To Rome… follows a handful of separate stories, varying in interest, with plots that don’t bother colliding. Some are more interesting than others, and unsurprisingly, all circle around a neurotic male character, aka, the token Woody Allen stand-in.
Jesse Eisenberg plays Jack, a student studying in Rome and living with his cute American girlfriend Sally (Greta Gerwig). Sally’s best friend Monica (Ellen Page) is coming through town, and Sally warns Jack that her friend is quite the player… that he will inevitably fall in love with her friend. Of course this is the case, as Monica offhandedly tells stories about her various lovers and blah blah blah while Jack’s eyes get large and glassy. The best thing about this portion is the weird but always-welcome addition of Alec Baldwin, serving as a sort of narrator/lurker to the story. Whether the story is a fantasy, memory, or is actually happening is a little unclear, but Alec is unsurprisingly a hoot.
Another plot is a bed-hopping newlywed farce where a young Italian couple go to the big city for the first time and end up separated and entangled in their own wocka-wocka sex comedies. Though Penélope Cruz shows up as a high-end prostitute who is seemingly the most well-known woman in Rome among high-rollers, this portion seems like Woody is trying and failing at a Euro-style bedroom farce.
Meanwhile, Roberto Benigni, in an another all-Italian-language plot, plays an every-man named Leopoldo who wakes up one morning inexplicably famous. His wife is delighted as Leopoldo is chased on the streets by paparazzi, is interviewed on TV (“What did you eat for breakfast today?”), and is invited to red carpet galas. This portion is fun, but kind of a one-joke plot that would have been best suited for a short story.
Finally Woody Allen himself is in his movie this time, and his plot is one of the more amusing. Woody and his wife, played by the delectable Judy Davis, travel to Rome to visit their daughter who is now engaged to an Italian named Michaelangelo (pronounced “Meeee-kel-angelo” as Woody is oft reminded).

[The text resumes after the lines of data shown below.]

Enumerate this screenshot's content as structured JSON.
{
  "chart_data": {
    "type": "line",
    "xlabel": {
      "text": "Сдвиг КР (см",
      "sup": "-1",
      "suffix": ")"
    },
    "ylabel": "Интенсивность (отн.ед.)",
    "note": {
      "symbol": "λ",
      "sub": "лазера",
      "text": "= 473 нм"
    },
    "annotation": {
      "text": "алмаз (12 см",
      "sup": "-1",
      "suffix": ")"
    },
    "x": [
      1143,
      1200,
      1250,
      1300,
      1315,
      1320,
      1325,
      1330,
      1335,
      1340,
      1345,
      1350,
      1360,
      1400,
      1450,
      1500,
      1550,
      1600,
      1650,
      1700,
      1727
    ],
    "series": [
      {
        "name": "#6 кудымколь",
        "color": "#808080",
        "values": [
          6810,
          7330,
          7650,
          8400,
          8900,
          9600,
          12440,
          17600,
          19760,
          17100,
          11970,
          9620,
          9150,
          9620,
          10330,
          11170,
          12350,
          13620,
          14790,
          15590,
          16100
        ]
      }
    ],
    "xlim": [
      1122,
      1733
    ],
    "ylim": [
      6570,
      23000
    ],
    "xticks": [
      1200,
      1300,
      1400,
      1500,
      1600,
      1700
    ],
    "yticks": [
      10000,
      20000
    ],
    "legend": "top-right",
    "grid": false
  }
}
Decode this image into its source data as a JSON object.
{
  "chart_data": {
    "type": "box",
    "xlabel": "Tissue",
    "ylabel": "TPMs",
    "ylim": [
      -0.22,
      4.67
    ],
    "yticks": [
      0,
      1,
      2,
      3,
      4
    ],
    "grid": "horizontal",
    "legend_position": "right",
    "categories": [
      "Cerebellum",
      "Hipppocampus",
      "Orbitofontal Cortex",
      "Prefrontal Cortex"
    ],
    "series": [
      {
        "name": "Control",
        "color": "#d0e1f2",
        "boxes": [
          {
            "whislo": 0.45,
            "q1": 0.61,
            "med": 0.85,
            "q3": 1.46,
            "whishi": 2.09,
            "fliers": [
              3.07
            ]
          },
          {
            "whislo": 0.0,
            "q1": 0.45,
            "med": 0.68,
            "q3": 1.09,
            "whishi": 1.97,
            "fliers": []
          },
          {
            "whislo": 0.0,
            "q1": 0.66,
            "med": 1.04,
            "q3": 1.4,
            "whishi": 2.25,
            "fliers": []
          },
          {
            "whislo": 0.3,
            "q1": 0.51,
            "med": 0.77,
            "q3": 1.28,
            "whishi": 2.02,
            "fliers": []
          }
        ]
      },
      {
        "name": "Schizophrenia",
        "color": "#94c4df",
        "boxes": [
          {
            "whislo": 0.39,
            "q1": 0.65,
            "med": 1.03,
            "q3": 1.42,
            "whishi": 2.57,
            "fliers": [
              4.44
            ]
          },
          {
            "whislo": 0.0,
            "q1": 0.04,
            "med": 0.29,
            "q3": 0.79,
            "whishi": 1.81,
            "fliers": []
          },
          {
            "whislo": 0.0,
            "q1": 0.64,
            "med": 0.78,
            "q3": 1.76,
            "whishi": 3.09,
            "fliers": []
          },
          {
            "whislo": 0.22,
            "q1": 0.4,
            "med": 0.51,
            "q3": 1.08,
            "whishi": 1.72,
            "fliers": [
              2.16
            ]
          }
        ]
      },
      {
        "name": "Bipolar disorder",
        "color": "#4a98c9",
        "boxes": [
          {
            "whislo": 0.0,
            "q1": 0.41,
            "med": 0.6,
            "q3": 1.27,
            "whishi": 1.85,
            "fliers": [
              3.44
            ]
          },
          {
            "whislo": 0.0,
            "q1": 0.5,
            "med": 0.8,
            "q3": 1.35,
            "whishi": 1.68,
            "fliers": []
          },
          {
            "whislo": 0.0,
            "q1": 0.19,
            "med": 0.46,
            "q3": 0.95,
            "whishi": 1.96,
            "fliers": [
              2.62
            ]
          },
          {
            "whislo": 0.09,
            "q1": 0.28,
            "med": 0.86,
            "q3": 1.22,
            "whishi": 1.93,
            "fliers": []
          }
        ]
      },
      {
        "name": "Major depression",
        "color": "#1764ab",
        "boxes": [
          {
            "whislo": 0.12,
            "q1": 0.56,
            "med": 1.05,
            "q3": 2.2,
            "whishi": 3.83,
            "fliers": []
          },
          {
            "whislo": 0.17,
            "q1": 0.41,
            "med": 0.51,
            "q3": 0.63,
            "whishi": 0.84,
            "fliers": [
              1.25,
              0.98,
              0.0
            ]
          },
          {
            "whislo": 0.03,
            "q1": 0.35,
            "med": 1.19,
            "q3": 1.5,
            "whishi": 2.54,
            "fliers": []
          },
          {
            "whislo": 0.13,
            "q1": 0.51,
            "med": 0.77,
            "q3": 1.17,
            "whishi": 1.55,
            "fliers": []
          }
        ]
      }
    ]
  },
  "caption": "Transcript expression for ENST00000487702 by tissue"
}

Music producer Woody becomes enraptured with his future parent-in-law, Michaelangelo’s mortician father, who has an astonishingly beautiful singing voice… but only when singing in the shower.
Maybe Woody churns out movies too fast to have all if his films to be a knockout—To Rome with Love is one of those that leans more toward “miss” than “hit”. Though it is certainly not one of Woody’s best, nor most memorable, but it is still a light and fluffy summer trifle that will most likely amuse his fans.